Publié le 2024-02-29 18:35:00. Des universitaires mexicains dénoncent fermement ce qu’ils qualifient d’agression militaire américaine contre le Venezuela, craignant un précédent dangereux pour la souveraineté des nations latino-américaines et une possible répétition de schémas interventionnistes au Mexique.
- 184 universitaires de l’Institut national d’anthropologie et d’histoire (INAH) ont signé une déclaration condamnant l’intervention américaine au Venezuela.
- Ils expriment leur solidarité avec le peuple vénézuélien et mettent en garde contre des tentatives similaires de criminalisation de l’opposition et d’appels à l’intervention militaire au Mexique.
- Les signataires appellent à une unité latino-américaine face à l’impérialisme et au respect du droit international.
Une vive critique a été formulée par des universitaires mexicains à l’égard de ce qu’ils perçoivent comme une escalade de la tension politique au Venezuela. Dans une déclaration rendue publique, ces chercheurs de l’Institut national d’anthropologie et d’histoire (INAH) dénoncent avec force « l’agression militaire du gouvernement des États-Unis contre la République bolivarienne du Venezuela » et ce qu’ils décrivent comme une tentative d’enlèvement du président Nicolás Maduro Moros et de son épouse, Cilia Adela Flores.
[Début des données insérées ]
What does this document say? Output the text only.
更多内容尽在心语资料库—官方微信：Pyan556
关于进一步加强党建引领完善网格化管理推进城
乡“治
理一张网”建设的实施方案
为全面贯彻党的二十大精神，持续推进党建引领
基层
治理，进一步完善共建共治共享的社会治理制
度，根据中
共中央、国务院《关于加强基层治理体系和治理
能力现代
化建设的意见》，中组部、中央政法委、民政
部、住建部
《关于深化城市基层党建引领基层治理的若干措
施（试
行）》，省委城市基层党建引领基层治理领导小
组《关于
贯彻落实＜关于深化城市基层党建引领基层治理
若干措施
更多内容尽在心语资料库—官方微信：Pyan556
Ils considèrent cet acte comme une « grave violation de la souveraineté du peuple vénézuélien et du droit international ».
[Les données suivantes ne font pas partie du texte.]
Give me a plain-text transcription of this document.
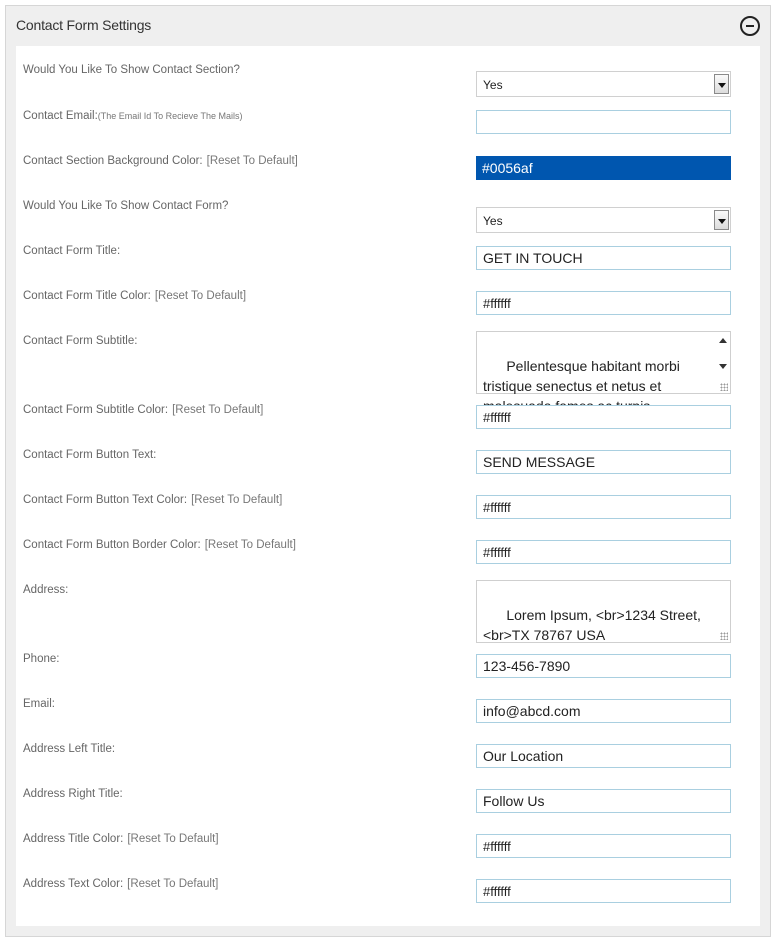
Contact Form Settings
Would You Like To Show Contact Section?
Yes
Contact Email:(The Email Id To Recieve The Mails)
Contact Section Background Color: [Reset To Default]	#0056af
Would You Like To Show Contact Form?
Yes
Contact Form Title:	GET IN TOUCH
Contact Form Title Color: [Reset To Default]	#ffffff
Contact Form Subtitle:

Pellentesque habitant morbi tristique senectus et netus et

Contact Form Subtitle Color: [Reset To Default]	#ffffff
Contact Form Button Text:	SEND MESSAGE
Contact Form Button Text Color: [Reset To Default]	#ffffff
Contact Form Button Border Color: [Reset To Default]	#ffffff
Address:

Lorem Ipsum, <br>1234 Street, <br>TX 78767 USA

Phone:	123-456-7890
Email:	info@abcd.com
Address Left Title:	Our Location
Address Right Title:	Follow Us
Address Title Color: [Reset To Default]	#ffffff
Address Text Color: [Reset To Default]	#ffffff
Au-delà de la situation immédiate au Venezuela, les signataires expriment leur inquiétude quant à la possibilité de voir des dynamiques similaires se développer au Mexique. Ils soulignent que « des schémas de criminalisation et d’appels à une intervention militaire sont déjà observés » au sein de certains secteurs de l’opposition mexicaine. Cette observation les amène à appeler à une vigilance accrue et à une défense active de la souveraineté nationale.
La déclaration met en lumière un contexte historique plus large, en soulignant que l’intervention au Venezuela ne serait pas un événement isolé, mais plutôt le résultat d’une décennie d’ingérence et de sanctions économiques. Les universitaires dénoncent ce qu’ils qualifient d’« acte de guerre impériale qui ravive le colonialisme », faisant référence à la doctrine Monroe de 1823, qui proclamait que « l’Amérique doit être pour les Américains » – une formule qu’ils interprètent comme justifiant des interventions et des agressions répétées contre les peuples d’Amérique latine, y compris le Mexique.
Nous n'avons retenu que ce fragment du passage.